Ray recommends couples use their own wine and beer for a makeshift tasting date.

Sprinkel notes that couples can order blind tasting kits from companies such as Argaux for an at-home tasting date.

Be a tourist in your own city

Though many are wary of traveling right now, there are still ways for couples to see the sights without boarding a plane or cruise ship.

Alessandra Conti, co-founder of the personal matchmaking service Matchmakers in the City, recommends couples explore their town together, "stopping at every little landmark and taking the time to Google it." 

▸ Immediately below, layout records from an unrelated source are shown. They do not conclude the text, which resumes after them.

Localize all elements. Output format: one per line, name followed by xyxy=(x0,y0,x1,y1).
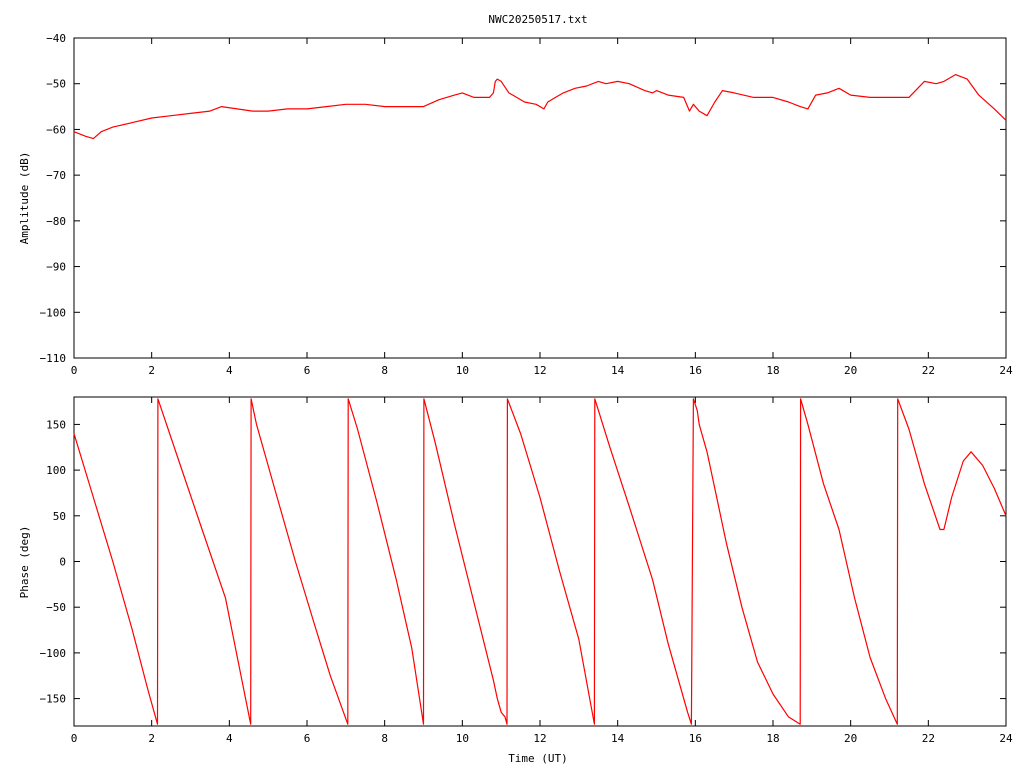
phase-x-tick-label: 10 xyxy=(456,732,469,745)
amplitude-x-tick-label: 18 xyxy=(766,364,779,377)
amplitude-y-axis-label: Amplitude (dB) xyxy=(18,152,31,245)
phase-x-tick-label: 22 xyxy=(922,732,935,745)
amplitude-x-tick-label: 14 xyxy=(611,364,625,377)
phase-y-tick-label: 100 xyxy=(46,464,66,477)
phase-series-line xyxy=(73,398,1007,725)
phase-x-tick-label: 12 xyxy=(533,732,546,745)
phase-y-tick-label: 150 xyxy=(46,418,66,431)
phase-x-axis-label: Time (UT) xyxy=(508,752,568,765)
amplitude-x-tick-label: 12 xyxy=(533,364,546,377)
phase-x-tick-label: 18 xyxy=(766,732,779,745)
phase-x-tick-label: 16 xyxy=(689,732,702,745)
phase-x-tick-label: 20 xyxy=(844,732,857,745)
amplitude-y-tick-label: −50 xyxy=(46,78,66,91)
phase-panel: Phase (deg) Time (UT) 0 2 4 6 8 10 12 14 16 18 20 2… xyxy=(18,396,1013,765)
phase-y-tick-label: −50 xyxy=(46,601,66,614)
amplitude-y-tick-label: −70 xyxy=(46,169,66,182)
amplitude-panel: Amplitude (dB) 0 2 4 6 8 10 12 14 16 18 20 22 24−110… xyxy=(18,32,1013,377)
amplitude-plot-frame xyxy=(73,37,1007,359)
amplitude-y-tick-label: −90 xyxy=(46,261,66,274)
phase-x-tick-label: 14 xyxy=(611,732,625,745)
phase-x-tick-label: 24 xyxy=(999,732,1013,745)
amplitude-x-tick-label: 24 xyxy=(999,364,1013,377)
phase-x-tick-label: 4 xyxy=(226,732,233,745)
phase-y-tick-label: −150 xyxy=(40,693,67,706)
phase-x-tick-label: 2 xyxy=(148,732,155,745)
amplitude-x-tick-label: 8 xyxy=(381,364,388,377)
phase-x-tick-label: 0 xyxy=(71,732,78,745)
phase-x-tick-label: 6 xyxy=(304,732,311,745)
amplitude-x-tick-label: 2 xyxy=(148,364,155,377)
amplitude-x-tick-label: 22 xyxy=(922,364,935,377)
phase-y-axis-label: Phase (deg) xyxy=(18,526,31,599)
phase-y-tick-label: −100 xyxy=(40,647,67,660)
amplitude-x-tick-label: 4 xyxy=(226,364,233,377)
amplitude-y-tick-label: −100 xyxy=(40,306,67,319)
amplitude-series-line xyxy=(73,74,1007,140)
amplitude-x-tick-label: 10 xyxy=(456,364,469,377)
chart-title: NWC20250517.txt xyxy=(488,13,587,26)
phase-y-tick-label: 50 xyxy=(53,510,66,523)
amplitude-x-tick-label: 16 xyxy=(689,364,702,377)
phase-y-tick-label: 0 xyxy=(59,556,66,569)
phase-x-tick-label: 8 xyxy=(381,732,388,745)
amplitude-x-tick-label: 6 xyxy=(304,364,311,377)
amplitude-series xyxy=(73,74,1007,140)
amplitude-x-tick-label: 0 xyxy=(71,364,78,377)
phase-plot-frame xyxy=(73,396,1007,727)
phase-ticks: 0 2 4 6 8 10 12 14 16 18 20 22 24−150−100−5005010015… xyxy=(40,397,1013,745)
amplitude-y-tick-label: −40 xyxy=(46,32,66,45)
amplitude-ticks: 0 2 4 6 8 10 12 14 16 18 20 22 24−110−100−90−80−70−6… xyxy=(40,32,1013,377)
amplitude-y-tick-label: −80 xyxy=(46,215,66,228)
amplitude-y-tick-label: −110 xyxy=(40,352,67,365)
amplitude-y-tick-label: −60 xyxy=(46,123,66,136)
phase-series xyxy=(73,398,1007,725)
amplitude-x-tick-label: 20 xyxy=(844,364,857,377)
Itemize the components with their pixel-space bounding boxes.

"It's a super-easy thing that you can do, but it's also such a different thing, because most of the time, we take for granted our surroundings," Conti says. "So this is a really cool way to get to know your significant other and still have a fun time just walking around the city."

Go on a romantic scavenger hunt 

Another fun way for couples to get out of the house is to go on a romantic scavenger hunt.

Sprinkel recommends planting clues for your partner that lead to different locations important to your relationship.

"It's leading you to the place where you first met, maybe where you had your first date," she says. "It's a fun little activity that I think your partner would find very unexpected, but really fun."

Create your own drive-in theater

Drive-in theaters are a fun option for couples to catch a flick from the safety of their own vehicle. 

But if your town doesn't have a drive-in, Seri Kertzner, chief party officer at the New York-based event and styling company Little Miss Party Planner, says you and your partner can make your own by setting up a portable screen and projector in your driveway.

Plus, there's cuddling up in the car. "You could pop the trunk and you could actually make the trunk really cozy and cute with blankets and pillows," Kertzner says.